La storia d’amore è nata durante l’estate, quando la ragazza viveva in casa di un’amica nel Portuense. Una sera ecco l’incontro con questo ragazzo, un amore che scoppia all’improvviso e che porta la ragazza - forse con troppa fretta ma la giovane età no n è stata d’aiuto - ad accettare l’invito del giovane a vivere a casa con la sua famiglia, sempre in territorio comunale di Portomaggiore. «Ho accettato, mi piaceva e stavo bene con lui - ammette la ragazza -, non pensavo certo che poi sarei rimasta incinta...».

Ma i problemi iniziano prima e per altri motivi: «I soldi, sempre i soldi. La famiglia del ragazzo mi chiedeva di contribuire alle spese e io lo facevo grazie a mia madre. Ma il denaro non bastava mai e veniva utilizzato per comprare birre o nuovi cellulari, non per pagare le bollette. Alcune volte i soldi mi sono spariti dalla borsetta».

La sorpresa

Con qualche litigio di troppo arrivano i mesi autunnali e una novità... «Avevo avuto dei dolori di pancia, pensavo di essere incinta ma la visita aveva riscontrato altri problemi. Poi a novembre ho fatto il test ed era negativo... l’ho lasciato nella borsetta e dopo qualche giorno la sorpresa: era positivo!». E qui iniziano i veri problemi, liti continue anche con i familiari del ragazzo, alla base sempre i soldi ma forse il motivo è un altro: «Non lo so, so soltanto che lui era diventato più cattivo e la famiglia chiedeva a me e mia madre sempre più denaro, minacciando di buttarmi fuori di casa incinta. Le prime violenze sono state psicologiche, volevano farmi litigare con mia madre.
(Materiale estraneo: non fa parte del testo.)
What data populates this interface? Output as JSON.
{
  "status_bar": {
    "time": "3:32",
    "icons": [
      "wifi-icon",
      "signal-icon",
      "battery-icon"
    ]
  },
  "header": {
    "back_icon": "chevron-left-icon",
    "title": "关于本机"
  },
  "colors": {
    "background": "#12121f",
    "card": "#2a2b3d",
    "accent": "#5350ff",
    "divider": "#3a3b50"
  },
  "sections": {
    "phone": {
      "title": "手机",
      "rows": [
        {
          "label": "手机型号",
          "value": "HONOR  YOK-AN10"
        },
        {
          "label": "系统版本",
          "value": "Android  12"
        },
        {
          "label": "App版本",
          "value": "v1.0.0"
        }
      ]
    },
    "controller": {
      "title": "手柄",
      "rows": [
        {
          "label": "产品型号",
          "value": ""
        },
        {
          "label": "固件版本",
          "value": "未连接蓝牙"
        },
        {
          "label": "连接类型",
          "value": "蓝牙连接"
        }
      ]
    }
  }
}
Poi a causa della gravidanza a rischio sono anche dovuta ricorrere a cure mediche, ma all’ospedale è venuto a prendermi un amico...».

La paura

E si arriva alla fatidica sera del 12 dicembre: «Lui aveva bevuto più del solito. Prima mi ha detto “Ero più felice quando tu non c’eri”, poi ha iniziato a spingermi con forza, colpendomi anche alla pancia. Per paura di peggiorare le cose sono stata zitta, ma la notte non ho chiuso occhio e al mattino con la scusa di andare al lavoro sono tornata da mia madre».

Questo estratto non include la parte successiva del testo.